« Israël n’a que deux choix : continuer ou stopper. Dans les deux cas, il a perdu. » Lors de son allocution lundi, le secrétaire général du Hezbollah, Hassan Nasrallah, a clamé haut et fort la victoire du Hamas, et avec lui, de « l’axe de la résistance », et cela malgré la destruction massive et le grave bilan humain (plus de 35 000 Palestiniens tués) après sept mois de combats à Gaza. « Certes, le prix est lourd, a-t-il reconnu dans un discours prononcé au cours d’une cérémonie en hommage à Moustapha Badreddine, ancien chef militaire du Hezbollah en Syrie, tué en 2016. Toutefois, la victoire se mesure dans le nombre d’objectifs réalisés par chaque belligérant. Contrairement au Hamas, Israël n’en a réalisé aucun. » Le commandant en chef de l’axe pro-iranien a, dès lors, énuméré les objectifs atteints par le mouvement palestinien après son opération le 7 octobre contre Israël. « Au début de la guerre, la résistance palestinienne a indiqué que l’un de ses buts était de raviver la cause palestinienne, rappelle le dignitaire chiite. Aujourd’hui par la résilience des combattants et de la population, la cause palestinienne est la première dans le monde. » Il a notamment affirmé que, sans le Déluge d’al-Aqsa, des États arabes auraient « signé l’arrêt de mort de la Palestine », en référence à la normalisation entre Israël et l’Arabie saoudite qui s’annonçait imminente avant le début de la guerre, mais qui est plus que jamais aujourd’hui conditionnée par Riyad à la reconnaissance d’un État palestinien par Tel-Aviv. « La communauté internationale le dit désormais : l’État palestinien est la seule solution pour la région », a ajouté Hassan Nasrallah, à l’heure où, sous l’influence du Hamas, l’axe de Téhéran semble s’ouvrir à la perspective d’une solution à deux États. « Les Israéliens n’en veulent pas, puisqu’ils considèrent l’État palestinien comme un danger existentiel », accuse-t-il.

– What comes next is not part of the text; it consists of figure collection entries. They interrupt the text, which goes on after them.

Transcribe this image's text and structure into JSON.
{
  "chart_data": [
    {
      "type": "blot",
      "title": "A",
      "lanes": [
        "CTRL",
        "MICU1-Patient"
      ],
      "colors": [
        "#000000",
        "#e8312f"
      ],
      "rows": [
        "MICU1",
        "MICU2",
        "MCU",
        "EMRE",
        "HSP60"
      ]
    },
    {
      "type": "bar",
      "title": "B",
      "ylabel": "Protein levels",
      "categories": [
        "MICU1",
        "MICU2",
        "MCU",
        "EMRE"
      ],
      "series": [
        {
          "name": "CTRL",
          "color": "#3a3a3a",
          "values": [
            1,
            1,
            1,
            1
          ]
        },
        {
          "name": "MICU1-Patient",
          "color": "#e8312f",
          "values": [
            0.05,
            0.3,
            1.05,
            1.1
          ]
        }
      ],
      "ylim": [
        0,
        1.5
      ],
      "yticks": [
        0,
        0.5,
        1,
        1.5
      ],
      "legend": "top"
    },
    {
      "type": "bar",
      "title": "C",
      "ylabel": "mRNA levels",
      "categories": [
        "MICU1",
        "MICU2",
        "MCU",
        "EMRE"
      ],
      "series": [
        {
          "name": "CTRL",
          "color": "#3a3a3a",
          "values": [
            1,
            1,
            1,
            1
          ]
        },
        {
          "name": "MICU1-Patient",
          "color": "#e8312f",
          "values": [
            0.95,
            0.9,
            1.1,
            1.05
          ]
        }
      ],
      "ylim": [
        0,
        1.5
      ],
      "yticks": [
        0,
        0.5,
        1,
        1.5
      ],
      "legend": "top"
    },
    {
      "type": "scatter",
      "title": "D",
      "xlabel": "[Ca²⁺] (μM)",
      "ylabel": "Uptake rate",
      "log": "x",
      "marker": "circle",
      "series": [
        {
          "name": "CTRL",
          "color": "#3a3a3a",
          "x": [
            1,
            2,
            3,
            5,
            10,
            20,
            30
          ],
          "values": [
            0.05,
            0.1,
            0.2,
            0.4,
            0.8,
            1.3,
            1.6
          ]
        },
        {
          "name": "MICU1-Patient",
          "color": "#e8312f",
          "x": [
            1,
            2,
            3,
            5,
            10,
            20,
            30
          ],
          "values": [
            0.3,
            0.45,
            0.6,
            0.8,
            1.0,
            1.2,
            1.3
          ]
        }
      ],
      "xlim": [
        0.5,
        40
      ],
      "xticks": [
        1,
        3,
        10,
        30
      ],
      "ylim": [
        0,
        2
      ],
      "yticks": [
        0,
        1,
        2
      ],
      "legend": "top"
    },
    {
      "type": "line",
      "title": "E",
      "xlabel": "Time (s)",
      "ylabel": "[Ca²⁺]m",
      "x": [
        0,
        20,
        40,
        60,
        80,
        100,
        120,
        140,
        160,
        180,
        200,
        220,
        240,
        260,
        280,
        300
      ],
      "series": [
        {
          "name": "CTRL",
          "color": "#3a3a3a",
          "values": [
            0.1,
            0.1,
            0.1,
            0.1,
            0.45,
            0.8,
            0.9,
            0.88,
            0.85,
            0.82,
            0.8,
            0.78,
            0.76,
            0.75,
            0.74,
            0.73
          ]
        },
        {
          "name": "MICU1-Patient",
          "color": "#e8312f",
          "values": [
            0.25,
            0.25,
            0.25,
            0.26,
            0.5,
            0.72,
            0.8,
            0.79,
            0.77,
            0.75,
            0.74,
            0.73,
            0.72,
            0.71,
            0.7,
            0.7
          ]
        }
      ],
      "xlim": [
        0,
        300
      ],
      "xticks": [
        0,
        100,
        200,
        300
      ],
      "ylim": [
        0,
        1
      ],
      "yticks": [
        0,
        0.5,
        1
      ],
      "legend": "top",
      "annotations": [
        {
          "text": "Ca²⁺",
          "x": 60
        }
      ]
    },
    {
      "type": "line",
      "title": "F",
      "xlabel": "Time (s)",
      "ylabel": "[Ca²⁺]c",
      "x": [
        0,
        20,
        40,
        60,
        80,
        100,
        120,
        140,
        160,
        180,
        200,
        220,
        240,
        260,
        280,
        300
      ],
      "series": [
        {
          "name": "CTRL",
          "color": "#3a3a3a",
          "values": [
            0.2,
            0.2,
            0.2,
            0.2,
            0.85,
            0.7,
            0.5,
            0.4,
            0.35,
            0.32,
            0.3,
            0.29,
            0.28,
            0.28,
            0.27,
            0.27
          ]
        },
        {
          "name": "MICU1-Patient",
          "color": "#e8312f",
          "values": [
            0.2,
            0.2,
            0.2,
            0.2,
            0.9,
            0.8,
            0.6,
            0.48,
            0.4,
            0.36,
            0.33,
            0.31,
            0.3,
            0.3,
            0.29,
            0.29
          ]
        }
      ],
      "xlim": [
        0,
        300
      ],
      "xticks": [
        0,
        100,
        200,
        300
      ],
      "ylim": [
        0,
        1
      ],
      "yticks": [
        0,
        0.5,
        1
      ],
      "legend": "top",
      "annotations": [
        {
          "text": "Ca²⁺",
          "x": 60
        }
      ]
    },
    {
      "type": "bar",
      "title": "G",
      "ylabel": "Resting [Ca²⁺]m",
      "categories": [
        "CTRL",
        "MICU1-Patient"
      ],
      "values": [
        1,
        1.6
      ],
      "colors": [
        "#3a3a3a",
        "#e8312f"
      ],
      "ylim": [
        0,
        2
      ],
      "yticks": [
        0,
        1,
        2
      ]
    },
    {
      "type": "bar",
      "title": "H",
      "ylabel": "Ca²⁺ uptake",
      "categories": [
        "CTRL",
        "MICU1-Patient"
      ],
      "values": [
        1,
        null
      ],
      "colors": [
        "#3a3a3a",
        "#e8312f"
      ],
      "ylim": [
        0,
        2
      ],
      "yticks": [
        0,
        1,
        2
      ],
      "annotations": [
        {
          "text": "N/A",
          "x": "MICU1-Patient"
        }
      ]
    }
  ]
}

Yehya Sinouar aux Nations unies
Côté israélien, Nasrallah a affirmé que le gouvernement de Benjamin Netanyahu n’a réalisé aucun des objectifs de sa campagne militaire. « Ils avaient annoncé vouloir annihiler le Hamas, mais il est loin d’être vaincu », a-t-il insisté. « Ils voulaient récupérer les otages israéliens, mais la grande majorité d’entre-eux est toujours aux mains des résistants, a-t-il ajouté. Enfin, ils voulaient que Gaza ne soit plus une menace pour eux, mais les tirs continuent de pleuvoir sur le Sud, y compris sur Ashkelon (grande ville au nord de l’enclave palestinienne, NDLR). » Le secrétaire général du Hezbollah a d’ailleurs estimé qu’Israël n’avait pas réussi à vaincre le Hamas, quand bien même ce dernier ne posséderait que « des capacités militaires modestes, même par rapport aux autres factions de la résistance », comme pour réaffirmer que le Hezbollah reste « le grand frère » du Hamas et surtout, est capable d’infliger des dégâts encore plus importants à Israël en cas de guerre totale. Et d’ajouter : « Concernant les objectifs non déclarés, ils n’ont pas réussi non plus à déplacer par la force les Palestiniens de Gaza vers l’Égypte. » « Vous voulez savoir qui a gagné la guerre ? Regardez les images du représentant d’Israël aux Nations unies qui porte une photo de Yehya Sinouar (chef du Hamas à Gaza, NDLR) », a-t-il ironisé. Le chef du Hezbollah a ensuite – brièvement – évoqué le Liban-Sud, où la guerre contre Israël fait également rage depuis le 8 octobre. « Notre front de soutien continue dans sa mission et développe ses opérations », a-t-il affirmé. Depuis quelques semaines, le Hezbollah a recours à des drones qui semblent plus sophistiqués que lors des premiers mois du conflit, puisqu’ils sont moins souvent interceptés par Israël et causent plus de pertes. « Je ne peux pas ne pas revenir sur les propos du ministre israélien de la Défense Yoav Gallant qui a prétendu que la moitié des combattants du Hezbollah étaient morts et l’autre moitié se cachaient... c’est un imbécile, a-t-il lancé. Ne voit-il pas que nos combattants sont partout et lancent quotidiennement des attaques ? » Il y a quelques semaines, Yoav Gallant avait affirmé qu’Israël a tué la moitié des commandants du Hezbollah. Une statistique que les experts jugent irréaliste. « En tout cas, le lien entre le front libanais et le front à Gaza reste indissociable. Même les Américains et les Français l’ont compris », a-t-il martelé. Ces derniers mois, des émissaires de
Washington et de Paris ont essayé d’obtenir un cessez-le-feu au Liban-Sud indépendamment de Gaza, ce que le Hezbollah a refusé. Aujourd’hui, ces deux pays continuent de s’activer en coulisses pour tenter d’éviter que la guerre ne s’étende encore plus vers le Liban.
« 20 milliards, 30... »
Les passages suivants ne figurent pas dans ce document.